Movie review

  • 2007-05-09
It's a Boy Girl Thing
The Number 23

It's a Boy Girl Thing
"It's a Boy Girl Thing" is a fascinating, intelligent, touching and subtle study of gender and role-playing in American society. Oops. I accidentally just reversed my viewpoint, perhaps because there's a magical Aztec statue nearby like the one that reverses the roles of the main characters in "It's a Boy Girl Thing." What I meant to say is "It's a Boy Girl Thing" is yet another dull, banal, contrived and predictable teenage romantic comedy set in the desperately unromantic world of the all-American high school. Nell (Samaire Armstrong) is a Shakespeare-loving, oatmeal-adoring, prim and proper student whose heart is set on going to Yale.
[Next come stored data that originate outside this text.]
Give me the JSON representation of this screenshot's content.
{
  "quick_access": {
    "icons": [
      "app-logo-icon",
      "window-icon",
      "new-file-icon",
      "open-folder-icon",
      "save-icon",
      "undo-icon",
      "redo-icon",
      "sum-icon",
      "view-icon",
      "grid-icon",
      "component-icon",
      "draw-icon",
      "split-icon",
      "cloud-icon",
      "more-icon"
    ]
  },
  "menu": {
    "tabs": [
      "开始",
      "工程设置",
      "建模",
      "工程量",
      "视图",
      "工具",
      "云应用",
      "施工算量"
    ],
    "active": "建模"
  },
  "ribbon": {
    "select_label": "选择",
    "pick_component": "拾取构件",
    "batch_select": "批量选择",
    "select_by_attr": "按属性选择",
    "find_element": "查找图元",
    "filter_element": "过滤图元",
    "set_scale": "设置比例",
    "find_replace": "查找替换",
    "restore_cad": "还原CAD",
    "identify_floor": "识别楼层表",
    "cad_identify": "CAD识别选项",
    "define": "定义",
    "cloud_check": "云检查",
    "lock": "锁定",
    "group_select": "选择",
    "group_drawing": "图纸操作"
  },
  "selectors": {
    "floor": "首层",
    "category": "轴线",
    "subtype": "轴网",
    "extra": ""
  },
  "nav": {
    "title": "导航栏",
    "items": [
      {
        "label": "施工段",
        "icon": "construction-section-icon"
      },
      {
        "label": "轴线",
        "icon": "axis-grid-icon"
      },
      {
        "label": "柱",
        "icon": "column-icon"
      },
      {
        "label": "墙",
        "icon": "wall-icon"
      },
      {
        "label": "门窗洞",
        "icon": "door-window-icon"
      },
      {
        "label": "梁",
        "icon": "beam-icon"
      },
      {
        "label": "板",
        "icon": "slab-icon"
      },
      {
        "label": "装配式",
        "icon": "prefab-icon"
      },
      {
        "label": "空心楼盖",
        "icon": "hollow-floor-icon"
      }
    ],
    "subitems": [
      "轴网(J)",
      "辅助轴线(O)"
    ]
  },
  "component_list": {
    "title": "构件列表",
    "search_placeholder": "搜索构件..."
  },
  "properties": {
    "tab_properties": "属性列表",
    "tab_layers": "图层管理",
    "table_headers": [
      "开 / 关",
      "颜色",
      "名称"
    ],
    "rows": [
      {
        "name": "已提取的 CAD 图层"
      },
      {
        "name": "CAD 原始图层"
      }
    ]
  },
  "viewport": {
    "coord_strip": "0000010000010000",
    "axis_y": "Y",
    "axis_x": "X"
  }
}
Woody (Kevin Zegers), who lives next door, is a beer-drinking, girl-chasing jock whose only hope of getting into college is through a football scholarship. In other words, Nell and Woody are absolute opposites. On a school field trip to a museum Nell and Woody make the mistake of bitterly arguing in front of a statue of an Aztec deity which promptly does some serious voodoo involving swirling pink vapours that causes them to swap bodies. There is no explanation as to why the statue does this. One can only assume that it's bored sitting up there on its plinth all day long. Anyway, Nell and Woody naturally find their metamorphosis very difficult to cope with at first. Nell wakes up with erections, while Woody has to eat oatmeal for breakfast. Nell has to be the star quarterback for the school team, while Woody has to study up on Shakespeare so that he can help Nell pass her interview for Yale. Needless to say, they both gain valuable life lessons from their little body-swapping, role-reversing experience. Nell learns that Woody isn't such a bad guy after all, he just needs a break. While Woody learns that Nell isn't the uptight bitch he imagined but a kind and caring young woman. And before you can say Freaky Friday, the two of them are head-over-heels in love. "It's a Boy Girl Thing" is by no means the worst teenage romantic comedy I've seen. It has some amusing moments and Samaire Armstrong is rather charming in her role. But it's all so tiresomely predictable. At best it's a case of horribly crude caricatures progressing into merely crude caricatures. Someone really ought to study the differences between role-playing in the teenage romantic comedy and the romantic comedy proper. They're worryingly alike as far as I can make out.
( Tim Ochser )


The Number 23
In "The Number 23" Jim Carrey plays Walter Sparrow, a suburban dog-catcher who receives a book from his wife Agatha (Virginia Madsen) as a birthday present. The book details a murder mystery featuring hard-boiled private-eye Fingerling (also played by Carrey) and a femme fatale named Fabrizia (also played by Madsen). As Walter reads the book, the film cuts to the dark and gritty film noir world of Fingerling, who narrates the unfolding plot in the machismo of the classic film noir hero. The book seems to mirror Walter's life in strange ways, or at least Walter seems to think so. He becomes obsessed with a certain bizarre significance of the number 23 in general and in his life in particular. This numeric obsession takes over his life, and he begins to see signs, patterns and conspiracies everywhere. Shaken by murderous nightmares, Walter turns his own world upside down to try to figure out what's happening and who is behind it. There's something wrong with the tone of "The Number 23." It's not quite sure whether it's a family drama or a thriller. It has neither the emotional impact of the former nor the suspenseful pacing of the latter. It is as schizophrenic as the main character is supposed to be. There's too much time spent listing all the moments in history or in Walter's life where the number 23 pops up or adds up, and it's done in such a way that we are more tired than impressed by these coincidences. And Carrey is miscast in both his roles, that of an ordinary man who deteriorates into a shell of his former self, and that of a tough-talking private dick. As a result, the film comes off as more comic than I am sure is intended. The film's concluding revelation left me feeling cheated, and the moralizing at the very end just borders on farce. Bored teens will find the myriad conspiracy theories behind the number 23 intriguing enough and will relish decoding the movie's hidden numerologies. The only number I associate with this film is 350, the number of words I struggled to come up with for this review.